Hacía más tiempo aún que yo no pensaba en él: Iván, mi compañero de ikastola, mi vecino del barrio, mi gran amigo de adolescencia. Desde que dijeron su nombre y yo salté del sofá, he pasado un mes buscando información (¿tal vez se trataba de otro Iván?, confiaba), mirando fotografías, escarbando en lo más hondo de mi memoria para desenterrar recuerdos del tiempo que pasamos juntos, como si todos esos retazos, cuantos más mejor, sirvieran para completar el puzle de una persona y mantenerlo con vida, devolverlo a la vida.

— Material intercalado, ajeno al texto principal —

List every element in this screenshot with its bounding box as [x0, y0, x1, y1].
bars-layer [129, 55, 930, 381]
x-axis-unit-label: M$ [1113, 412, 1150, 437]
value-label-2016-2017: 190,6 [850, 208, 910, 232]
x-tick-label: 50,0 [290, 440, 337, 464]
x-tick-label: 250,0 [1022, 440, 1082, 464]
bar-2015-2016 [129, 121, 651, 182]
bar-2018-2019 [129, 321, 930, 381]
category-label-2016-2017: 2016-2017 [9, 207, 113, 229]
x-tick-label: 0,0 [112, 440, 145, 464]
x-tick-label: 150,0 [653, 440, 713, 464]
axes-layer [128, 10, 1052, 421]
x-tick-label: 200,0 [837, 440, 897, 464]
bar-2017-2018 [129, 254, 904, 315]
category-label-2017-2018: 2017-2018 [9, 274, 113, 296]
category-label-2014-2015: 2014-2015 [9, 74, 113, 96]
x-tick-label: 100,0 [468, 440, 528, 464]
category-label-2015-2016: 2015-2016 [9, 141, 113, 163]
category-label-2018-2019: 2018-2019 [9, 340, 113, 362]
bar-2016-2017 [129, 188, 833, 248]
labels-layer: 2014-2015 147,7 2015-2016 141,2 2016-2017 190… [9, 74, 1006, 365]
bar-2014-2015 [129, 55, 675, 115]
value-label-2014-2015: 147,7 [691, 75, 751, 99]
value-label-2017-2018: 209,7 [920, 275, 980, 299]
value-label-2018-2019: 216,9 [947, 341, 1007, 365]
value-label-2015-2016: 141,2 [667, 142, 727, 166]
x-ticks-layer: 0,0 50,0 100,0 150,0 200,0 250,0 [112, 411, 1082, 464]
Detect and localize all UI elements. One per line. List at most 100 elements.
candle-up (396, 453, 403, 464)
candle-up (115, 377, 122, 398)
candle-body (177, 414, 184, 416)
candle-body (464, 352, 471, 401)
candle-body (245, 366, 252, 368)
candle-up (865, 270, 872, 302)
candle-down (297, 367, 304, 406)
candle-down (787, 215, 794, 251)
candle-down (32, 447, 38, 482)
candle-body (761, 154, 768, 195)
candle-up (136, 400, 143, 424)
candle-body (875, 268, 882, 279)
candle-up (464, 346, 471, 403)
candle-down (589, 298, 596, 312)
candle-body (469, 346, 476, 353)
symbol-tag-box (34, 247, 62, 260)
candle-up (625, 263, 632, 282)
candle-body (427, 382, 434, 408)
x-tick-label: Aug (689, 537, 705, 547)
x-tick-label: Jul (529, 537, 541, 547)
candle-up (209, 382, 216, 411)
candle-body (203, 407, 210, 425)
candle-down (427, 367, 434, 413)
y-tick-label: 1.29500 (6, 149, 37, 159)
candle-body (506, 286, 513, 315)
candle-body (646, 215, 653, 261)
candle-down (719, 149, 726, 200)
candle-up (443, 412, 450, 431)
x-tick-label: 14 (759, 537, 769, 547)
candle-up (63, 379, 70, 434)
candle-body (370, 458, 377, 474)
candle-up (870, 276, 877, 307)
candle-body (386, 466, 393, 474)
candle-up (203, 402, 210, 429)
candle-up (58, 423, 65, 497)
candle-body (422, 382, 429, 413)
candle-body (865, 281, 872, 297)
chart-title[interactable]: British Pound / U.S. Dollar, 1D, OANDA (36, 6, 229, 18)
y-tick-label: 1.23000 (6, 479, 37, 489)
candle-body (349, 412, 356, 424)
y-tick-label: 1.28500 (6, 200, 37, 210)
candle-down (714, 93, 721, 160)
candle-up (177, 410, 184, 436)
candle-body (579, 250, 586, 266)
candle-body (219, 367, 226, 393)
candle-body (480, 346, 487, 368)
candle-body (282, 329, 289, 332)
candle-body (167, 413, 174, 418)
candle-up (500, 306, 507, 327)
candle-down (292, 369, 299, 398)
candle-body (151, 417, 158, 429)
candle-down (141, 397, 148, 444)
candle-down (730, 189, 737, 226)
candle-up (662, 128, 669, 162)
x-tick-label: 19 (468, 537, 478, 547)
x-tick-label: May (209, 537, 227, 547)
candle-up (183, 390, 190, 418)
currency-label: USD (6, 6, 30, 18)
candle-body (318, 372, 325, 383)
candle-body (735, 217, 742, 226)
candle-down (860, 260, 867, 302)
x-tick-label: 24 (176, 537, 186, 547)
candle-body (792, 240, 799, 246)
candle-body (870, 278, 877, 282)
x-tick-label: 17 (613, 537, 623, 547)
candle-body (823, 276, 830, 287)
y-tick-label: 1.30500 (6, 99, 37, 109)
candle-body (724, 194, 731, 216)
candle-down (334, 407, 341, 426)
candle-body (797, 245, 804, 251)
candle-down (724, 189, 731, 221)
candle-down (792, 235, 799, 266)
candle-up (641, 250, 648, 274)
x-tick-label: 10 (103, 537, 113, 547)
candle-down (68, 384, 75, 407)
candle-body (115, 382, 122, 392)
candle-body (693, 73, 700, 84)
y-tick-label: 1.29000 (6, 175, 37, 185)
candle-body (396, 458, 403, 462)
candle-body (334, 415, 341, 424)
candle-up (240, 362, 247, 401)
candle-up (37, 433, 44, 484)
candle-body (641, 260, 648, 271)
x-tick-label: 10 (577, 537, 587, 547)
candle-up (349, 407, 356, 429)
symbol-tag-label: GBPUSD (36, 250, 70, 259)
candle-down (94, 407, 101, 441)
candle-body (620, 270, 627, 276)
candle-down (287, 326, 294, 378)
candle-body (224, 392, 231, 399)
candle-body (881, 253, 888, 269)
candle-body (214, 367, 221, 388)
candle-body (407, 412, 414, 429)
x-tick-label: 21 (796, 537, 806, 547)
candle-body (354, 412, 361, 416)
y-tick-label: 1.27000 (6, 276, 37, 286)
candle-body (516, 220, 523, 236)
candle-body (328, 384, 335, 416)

Apenas he podido recuperar reliquias fugaces de aquel tiempo lejano y brumoso, como si hubiera sido un sueño aunque sé que no lo fue, igual que esto de ahora tampoco es una pesadilla de la que vaya a despertar. Cierro los ojos y vuelvo a ver un portal, una plaza, un sofá verde, un litro de cerveza, un autobús, un colgante en el cuello y una mancha en la piel; una hoja de cuaderno donde firmamos un pacto que nunca cumplimos. La polaroid de una mirada y una sonrisa amplia. Probablemente pinté con él alguno de esos murales infantiles para celebrar la paz entre israelíes y palestinos hace ya treinta años, qué broma macabra. Sí recuerdo bien que fue el primer chico con el que fui al cine, pero eso lo tengo grabado por la reprimenda que me esperaba esa noche al volver a casa por parte de mi muy conservadora abuela, que juzgó aquello profundamente inmoral.

He vivido las últimas semanas obsesionada con lograr recordar qué película fuimos a ver, como si de ese nimio detalle pendiera toda la esperanza. He revisado la cartelera de aquel año, confiando en una iluminación. Encuentro títulos que sé que vi con mi padre o amigas, pero detrás de ningún cartel cinematográfico se me aparece Iván, y casi siento que lo que ahora sabemos es culpa mía por no haber sido capaz de recordar. ¿Pulp Fiction, tal vez? Ojalá mi abuela siguiera viva para poder hacerle ver que no había nada de inmoral en ir con un amigo al cine; que lo absolutamente inmoral es su muerte, y con la suya, la de miles de palestinos inocentes, que en nada le resarcen y solo añaden dolor, arrojan más sombra, cavan cada vez más hondo en una tierra maldita de sangre.